A regional chief of the Environmental Protection Agency has resigned amid the scandal with Flint, Michigan's water.
According to a statement released by the EPA, Susan Hedman, head of the agency's regional office in Chicago whose jurisdiction includes Michigan, will step down as of February 1 to focus on "solely on the restoration of Flint's drinking water."
High levels of lead have been detected in the impoverished city's water since officials switched from the Detroit municipal system and began drawing from the Flint River as a cost-saving measure in April 2014. Some children's blood has tested positive for lead, a potent neurotoxin linked to learning disabilities, lower IQ and behavioral problems.
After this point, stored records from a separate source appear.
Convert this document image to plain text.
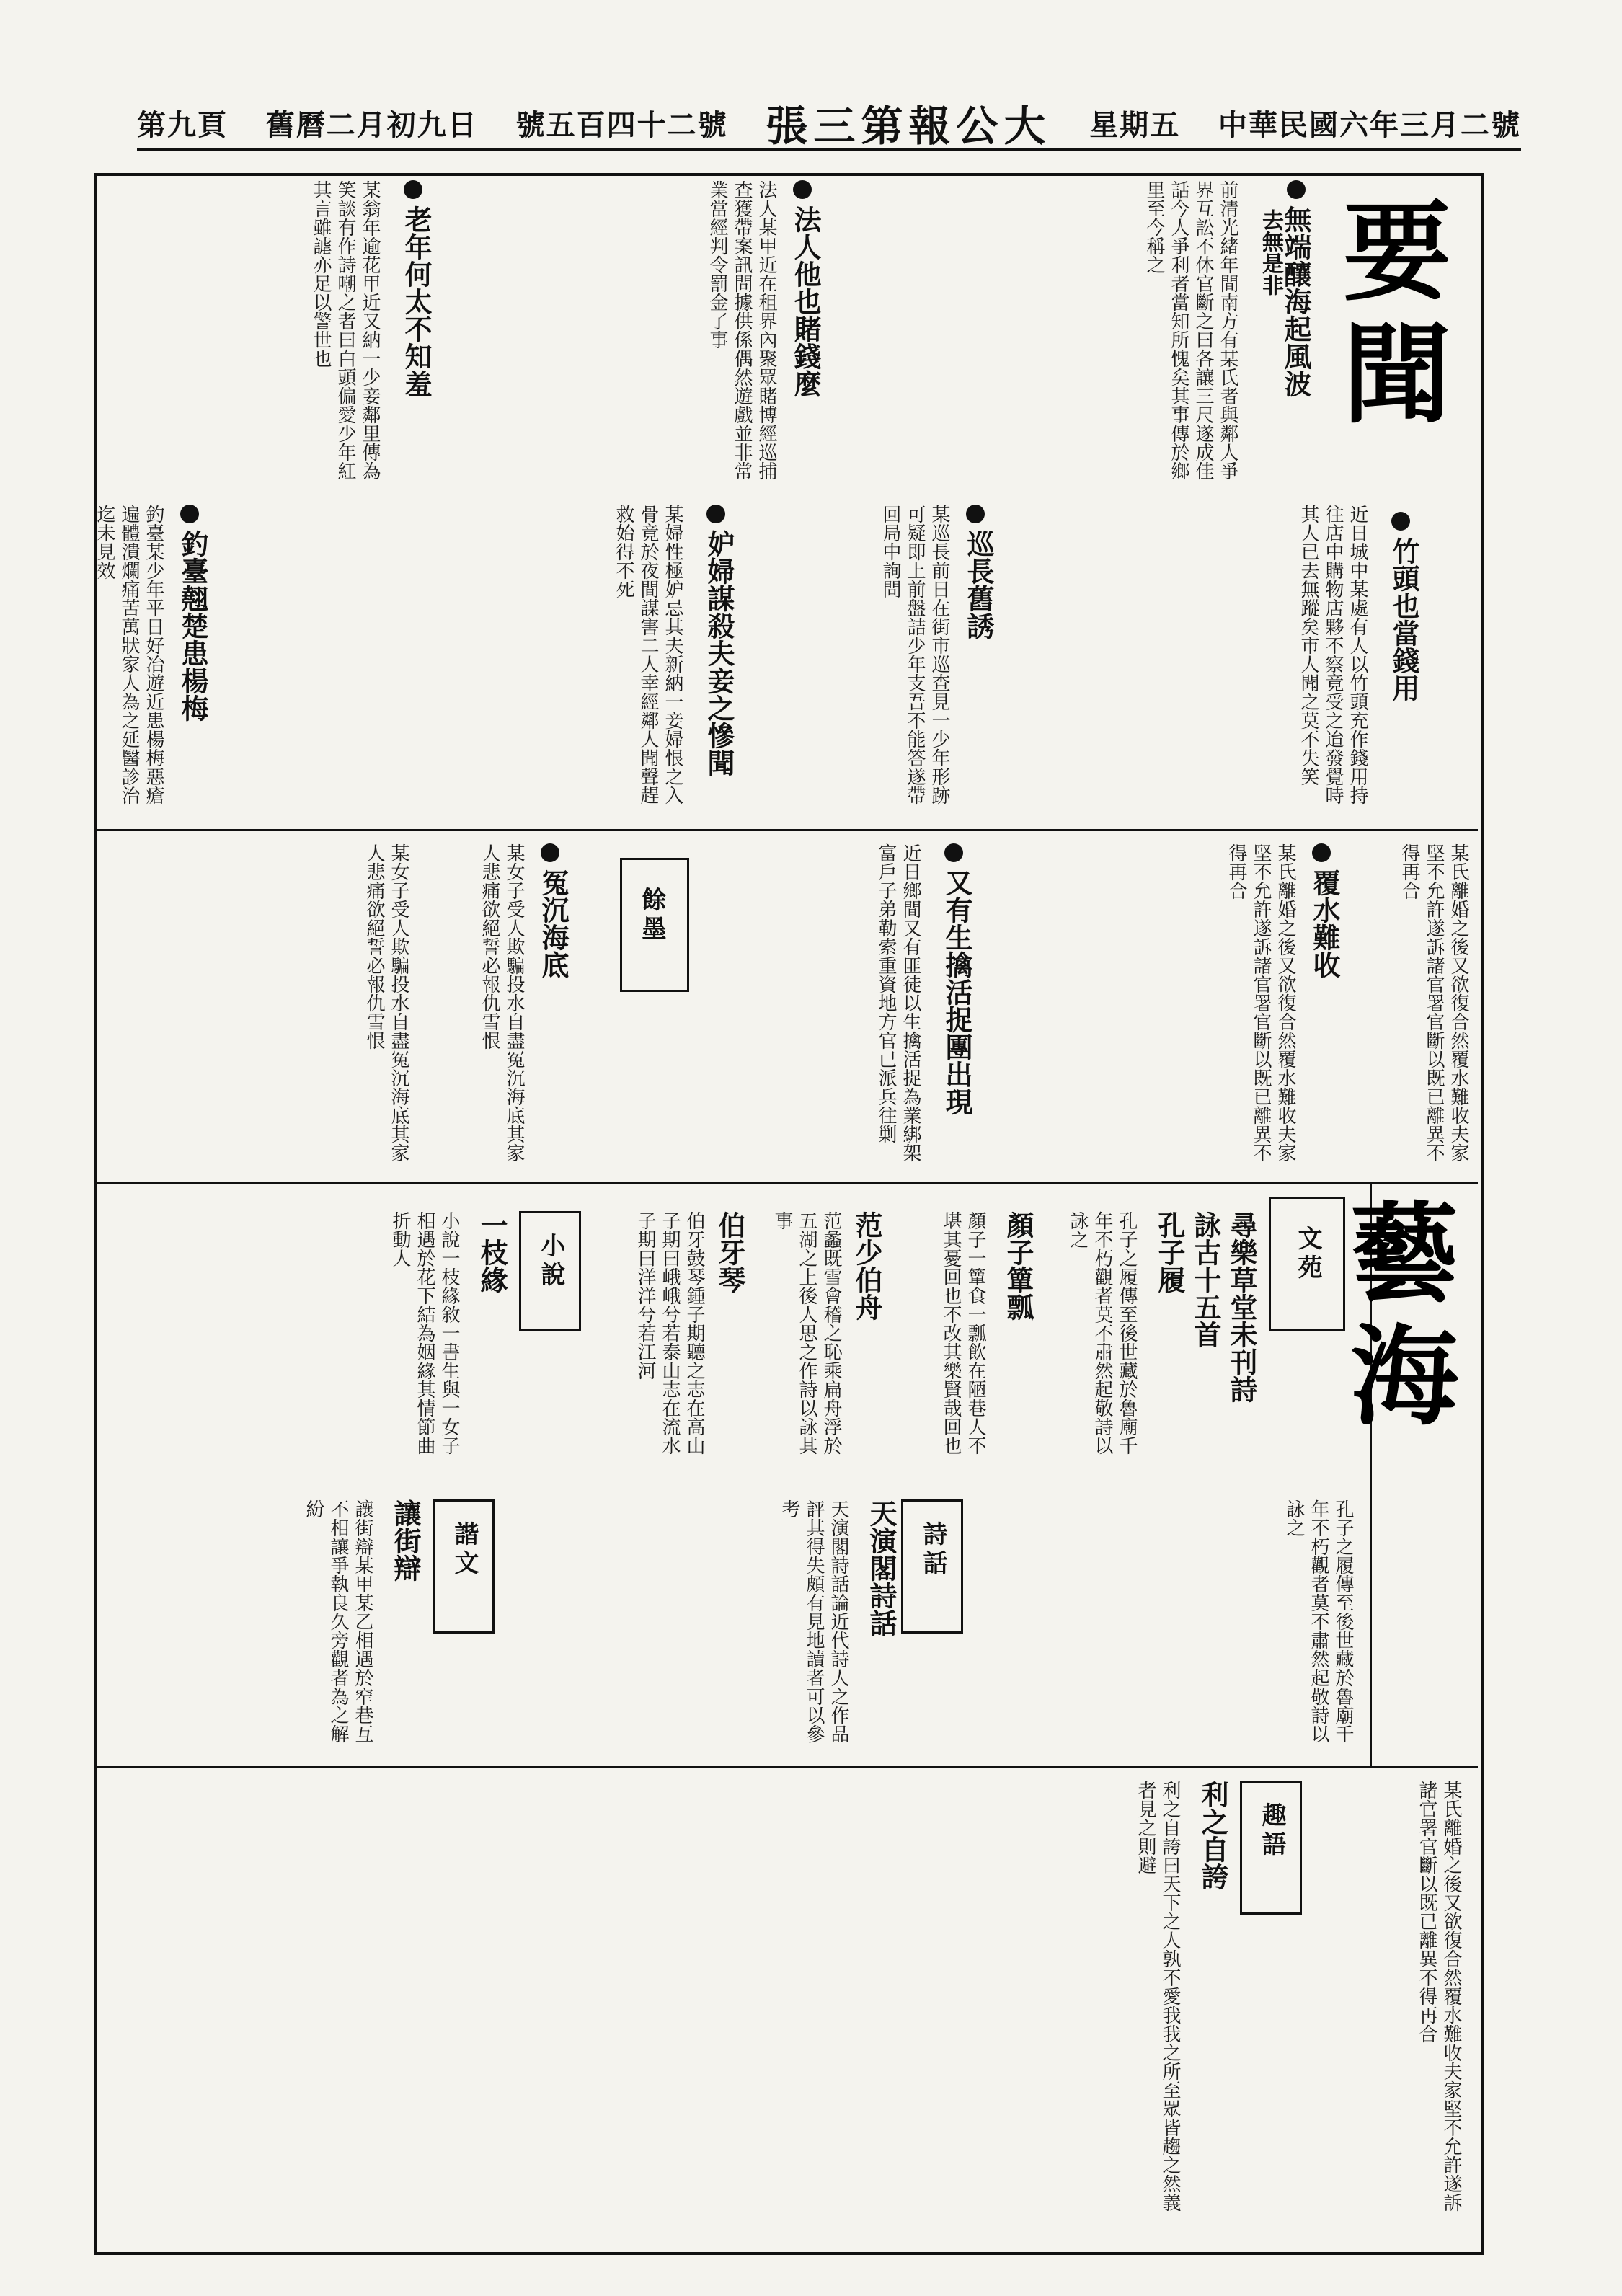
第九頁 舊曆二月初九日 號五百四十二號 張三第報公大 星期五 中華民國六年三月二號
要聞
藝海
無端釀海起風波
去無是非
前清光緒年間南方有某氏者與鄰人爭界互訟不休官斷之曰各讓三尺遂成佳話今人爭利者當知所愧矣其事傳於鄉里至今稱之
竹頭也當錢用
近日城中某處有人以竹頭充作錢用持往店中購物店夥不察竟受之迨發覺時其人已去無蹤矣市人聞之莫不失笑
法人他也賭錢麼
法人某甲近在租界內聚眾賭博經巡捕查獲帶案訊問據供係偶然遊戲並非常業當經判令罰金了事
老年何太不知羞
某翁年逾花甲近又納一少妾鄰里傳為笑談有作詩嘲之者曰白頭偏愛少年紅其言雖謔亦足以警世也
巡長舊誘
某巡長前日在街市巡查見一少年形跡可疑即上前盤詰少年支吾不能答遂帶回局中詢問
妒婦謀殺夫妾之慘聞
某婦性極妒忌其夫新納一妾婦恨之入骨竟於夜間謀害二人幸經鄰人聞聲趕救始得不死
釣臺翹楚患楊梅
釣臺某少年平日好冶遊近患楊梅惡瘡遍體潰爛痛苦萬狀家人為之延醫診治迄未見效
某氏離婚之後又欲復合然覆水難收夫家堅不允許遂訴諸官署官斷以既已離異不得再合
覆水難收
某氏離婚之後又欲復合然覆水難收夫家堅不允許遂訴諸官署官斷以既已離異不得再合
又有生擒活捉團出現
近日鄉間又有匪徒以生擒活捉為業綁架富戶子弟勒索重資地方官已派兵往剿
冤沉海底
某女子受人欺騙投水自盡冤沉海底其家人悲痛欲絕誓必報仇雪恨	餘墨
某女子受人欺騙投水自盡冤沉海底其家人悲痛欲絕誓必報仇雪恨
文苑
尋樂草堂未刊詩
詠古十五首
孔子履
孔子之履傳至後世藏於魯廟千年不朽觀者莫不肅然起敬詩以詠之
顏子簞瓢
顏子一簞食一瓢飲在陋巷人不堪其憂回也不改其樂賢哉回也
范少伯舟
范蠡既雪會稽之恥乘扁舟浮於五湖之上後人思之作詩以詠其事
伯牙琴
伯牙鼓琴鍾子期聽之志在高山子期曰峨峨兮若泰山志在流水子期曰洋洋兮若江河
小說
一枝緣
小說一枝緣敘一書生與一女子相遇於花下結為姻緣其情節曲折動人
詩話
天演閣詩話
天演閣詩話論近代詩人之作品評其得失頗有見地讀者可以參考	孔子之履傳至後世藏於魯廟千年不朽觀者莫不肅然起敬詩以詠之
諧文
讓街辯
讓街辯某甲某乙相遇於窄巷互不相讓爭執良久旁觀者為之解紛
趣語
利之自誇
利之自誇曰天下之人孰不愛我我之所至眾皆趨之然義者見之則避	某氏離婚之後又欲復合然覆水難收夫家堅不允許遂訴諸官署官斷以既已離異不得再合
While much of the blame has been directed at Gov. Rick Snyder and state officials, particularly the Department of Environmental Quality, some have faulted the EPA's Region 5 office for not acting more forcefully.
The EPA order states that the state notified the EPA in April of 2015 that Flint was not treating its water for lead contamination. Hedman and other regional officials "voiced concern" over the next few months but did not organize a task force until October of 2015, after the city switched back to the Detroit water system.
"Mismanagement has plagued the region for far too long and Ms. Hedman's resignation is way overdue," said U.S. Rep. Jason Chaffetz of Utah, chairman of the House Committee on Oversight and Government Reform.